Settlement could be coming in Welcome Inn case
A settlement could soon be reached in the longstanding Welcome Inn case.
The parties to the suit have scheduled a settlement conference for February 22 at the Urbana, Illinois courthouse.
By Feb. 15, each counsel, by confidential letter, must submit to the court a brief analysis of the key issues involved in the litigation, a description of the strongest and weakest legal and factual points in counsel’s client’s case and a description of the strongest and weakest legal and factual points in the opponent’s case not otherwise addressed in counsel’s client’s response.
The court also asked the parties to submit specifics of any and all settlement demands and/or offers made to date and any made prior to the commencement of the lawsuit as well as other stipulations including a settlement proposal that counsel’s client would be willing to make in order to conclude the matter and stop the expense of litigation.
Plaintiffs April R. Brashier, Richard M. Orencia, and Chad Lebow filed a lawsuit against Quincy Property LLC, doing business as “Welcome Inn,” and against Brett Burge, Kenneth Logan, Quentin Kearney and Joe Wimberly under FLSA and Illinois Wage Laws. The lawsuit, filed on Jan. 28, 2017, alleges the plaintiffs worked at the defendants’ hotels and weren’t paid overtime due under the Fair Labor Standards Act, or FLSA.
The plaintiffs further allege they were misclassified as salaried employees exempt from FLSA, and that the defendants illegally deducted amounts from their pay in violation of FLSA.
Under FLSA, employees may bring a collective action against an employer to recover unpaid overtime or minimum wages.

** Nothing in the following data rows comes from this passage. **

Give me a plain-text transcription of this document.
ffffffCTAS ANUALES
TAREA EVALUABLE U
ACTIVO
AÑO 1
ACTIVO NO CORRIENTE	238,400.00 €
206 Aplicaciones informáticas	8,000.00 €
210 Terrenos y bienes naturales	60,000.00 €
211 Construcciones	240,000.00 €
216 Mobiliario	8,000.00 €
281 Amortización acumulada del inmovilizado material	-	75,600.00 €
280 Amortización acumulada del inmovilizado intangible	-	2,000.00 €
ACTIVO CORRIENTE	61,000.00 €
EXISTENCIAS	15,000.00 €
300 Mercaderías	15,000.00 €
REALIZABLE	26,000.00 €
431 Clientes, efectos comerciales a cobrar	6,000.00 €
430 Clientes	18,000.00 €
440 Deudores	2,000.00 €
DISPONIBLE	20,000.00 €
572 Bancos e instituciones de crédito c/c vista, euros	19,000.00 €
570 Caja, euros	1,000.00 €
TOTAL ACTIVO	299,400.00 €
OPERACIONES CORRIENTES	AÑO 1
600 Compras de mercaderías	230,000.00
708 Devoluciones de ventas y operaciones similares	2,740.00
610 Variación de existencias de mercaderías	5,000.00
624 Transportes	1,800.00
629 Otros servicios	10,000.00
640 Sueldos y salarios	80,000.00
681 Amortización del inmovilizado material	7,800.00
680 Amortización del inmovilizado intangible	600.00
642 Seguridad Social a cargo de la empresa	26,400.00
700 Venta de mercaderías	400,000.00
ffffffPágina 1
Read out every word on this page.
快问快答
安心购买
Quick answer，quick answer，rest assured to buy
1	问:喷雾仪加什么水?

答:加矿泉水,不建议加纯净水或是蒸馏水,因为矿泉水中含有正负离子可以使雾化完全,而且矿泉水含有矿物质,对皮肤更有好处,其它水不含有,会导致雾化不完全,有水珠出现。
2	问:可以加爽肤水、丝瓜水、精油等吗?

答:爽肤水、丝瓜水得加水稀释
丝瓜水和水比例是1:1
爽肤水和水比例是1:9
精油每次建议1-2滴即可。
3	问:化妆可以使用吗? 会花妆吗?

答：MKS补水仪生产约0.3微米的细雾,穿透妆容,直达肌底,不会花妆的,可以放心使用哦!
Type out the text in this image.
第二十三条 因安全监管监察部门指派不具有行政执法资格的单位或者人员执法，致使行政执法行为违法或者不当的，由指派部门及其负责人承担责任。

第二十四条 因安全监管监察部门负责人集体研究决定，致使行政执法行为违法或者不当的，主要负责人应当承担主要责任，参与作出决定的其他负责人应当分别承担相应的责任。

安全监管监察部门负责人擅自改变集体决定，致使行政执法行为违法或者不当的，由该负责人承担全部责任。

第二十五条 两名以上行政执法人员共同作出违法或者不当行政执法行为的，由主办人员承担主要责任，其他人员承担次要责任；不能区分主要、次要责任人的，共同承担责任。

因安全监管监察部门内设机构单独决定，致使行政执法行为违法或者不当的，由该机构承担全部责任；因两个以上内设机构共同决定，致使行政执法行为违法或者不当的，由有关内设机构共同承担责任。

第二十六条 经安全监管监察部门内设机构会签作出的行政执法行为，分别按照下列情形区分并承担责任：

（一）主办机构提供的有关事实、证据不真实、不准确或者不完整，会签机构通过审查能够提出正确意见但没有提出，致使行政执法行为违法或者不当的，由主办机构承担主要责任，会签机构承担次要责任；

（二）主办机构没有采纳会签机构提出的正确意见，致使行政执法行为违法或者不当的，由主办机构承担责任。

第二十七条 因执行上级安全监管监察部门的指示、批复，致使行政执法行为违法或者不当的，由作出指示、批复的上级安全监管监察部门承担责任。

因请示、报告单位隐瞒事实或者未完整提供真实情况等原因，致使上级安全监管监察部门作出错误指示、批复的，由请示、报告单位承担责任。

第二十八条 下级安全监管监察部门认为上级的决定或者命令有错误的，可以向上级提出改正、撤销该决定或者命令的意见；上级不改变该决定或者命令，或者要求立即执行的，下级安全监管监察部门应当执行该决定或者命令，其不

Unlike class action suits under the Federal Rule of Civil Procedure, whereby potential plaintiffs are included unless they opt out, potential plaintiffs in FLSA collective actions must affirmatively opt in to the suit, according to Cornell Law School.
Brashier claims in court documents she was unjustly terminated at Welcome Inn for complaining about a lack of overtime pay, and threatened with illegal wage deductions.
Lebow alleges the defendants also retaliated against him. He claims they reduced his wages and/or tried to intimidate him by “strictly scrutinizing his work because he requested overtime pay.”
A pre-settlement conference with defendant’s counsel has been set for Feb. 22. That conference will be held by telephone.